History suggests the supposedly conservative Republican Presidents have been fully complicit in the behavior of the Fed.
Yup.
Mostly because most Republicans are stump-stupid on how the Fed operates. Most elected Republicans have no idea what the Fed is, how it operates or what it does to American currency or the American economy.
The Republicans continue to carry water for the big money-center banks, and stupidly so.
If the GOP had gotten their head out of their nether regions, they would have taken on the bankers starting in 2009 and they could have prevented several Democrats from winning senate seats, most notably Princess “High Cheekbones” Lieawatha from MA, who fashions herself as a champion of bank reform. Never mind her actual legal past... it’s all about perceptions, and the GOP has allowed itself to be portrayed as friends of the big banks and as justifying these bailouts.

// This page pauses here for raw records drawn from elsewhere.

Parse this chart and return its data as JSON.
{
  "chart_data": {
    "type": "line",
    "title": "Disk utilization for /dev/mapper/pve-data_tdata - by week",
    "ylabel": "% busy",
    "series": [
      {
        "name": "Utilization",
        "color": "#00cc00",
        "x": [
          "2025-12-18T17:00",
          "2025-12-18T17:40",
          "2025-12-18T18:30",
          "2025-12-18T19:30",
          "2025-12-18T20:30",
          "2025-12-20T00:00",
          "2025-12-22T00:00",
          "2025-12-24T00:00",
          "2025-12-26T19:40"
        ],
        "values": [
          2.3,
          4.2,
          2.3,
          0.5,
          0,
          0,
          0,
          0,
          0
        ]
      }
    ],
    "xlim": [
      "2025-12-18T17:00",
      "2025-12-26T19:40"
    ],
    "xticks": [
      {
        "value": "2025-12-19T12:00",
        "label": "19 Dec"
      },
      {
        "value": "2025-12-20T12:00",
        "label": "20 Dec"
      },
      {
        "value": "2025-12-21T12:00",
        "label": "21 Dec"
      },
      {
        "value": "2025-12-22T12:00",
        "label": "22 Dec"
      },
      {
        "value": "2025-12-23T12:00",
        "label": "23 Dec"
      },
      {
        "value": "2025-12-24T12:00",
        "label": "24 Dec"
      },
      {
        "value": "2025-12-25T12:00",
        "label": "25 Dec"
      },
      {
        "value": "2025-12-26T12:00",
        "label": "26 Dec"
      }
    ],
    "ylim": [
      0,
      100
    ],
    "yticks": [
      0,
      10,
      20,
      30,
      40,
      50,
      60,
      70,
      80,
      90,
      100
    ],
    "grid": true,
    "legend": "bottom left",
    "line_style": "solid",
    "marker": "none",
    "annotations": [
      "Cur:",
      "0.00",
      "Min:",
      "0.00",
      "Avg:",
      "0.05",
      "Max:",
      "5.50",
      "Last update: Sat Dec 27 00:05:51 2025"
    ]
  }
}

Let me try and clarify. When BOA took over Countrywide Credit that institution was teetering on Bankruptcy. Days,maybe hours away. BOA could of waited and purchased that company afterwards,after negotiating with the creditors and paid much much less. Instead they assumed the liabilities and dutifully have paid off billions and billions in bonds that CC had issued. Had CC defaulted we get back to that old bogeyman credit default insurance. Whatever the $$ figure on CC’s debt outstanding,over 20 billion i’m pretty sure, there was a multiple of that outstanding in insurance on that debt.
So we have a major financial institution ready to fail which is going to cost the banks maybe 50 billion plus all of the chaos involving all of the mortgages placed by CC. Many were owned by Fannie and Freddie Mac.
Countrywide was in a sense the other piece of AIG Much of the garbage AIG insured came from CC.
So we get to the point of just why did BOA buy them? Nothing i’ve said wasn’t known by the time everything started unwinding in 2008. What wasn’t known was the ultimate cost of CC failing, of all the mortgages repackaged, sliced and diced up into their principal and interest components. Nobody knew just how tangled everything was and that was intolerable considering how things already were.
Now we get to the point. Nobody working on wall Street at the time believed that BOA decided that taking over a company with untold legal liability of which precious little would have been recovered, of a company with billions of doubtful loans on their books, made sense. The exposure wasn’t quantifiable. The Fed itself arranged that marriage. Nothing else makes sense. With that marriage came some assurances that CC wouldn’t be an endless albatross around the neck of BOA. Nothing and i mean nothing else makes any sense at all.
Bank of Amigo...didn’t they give mortgages to illegals?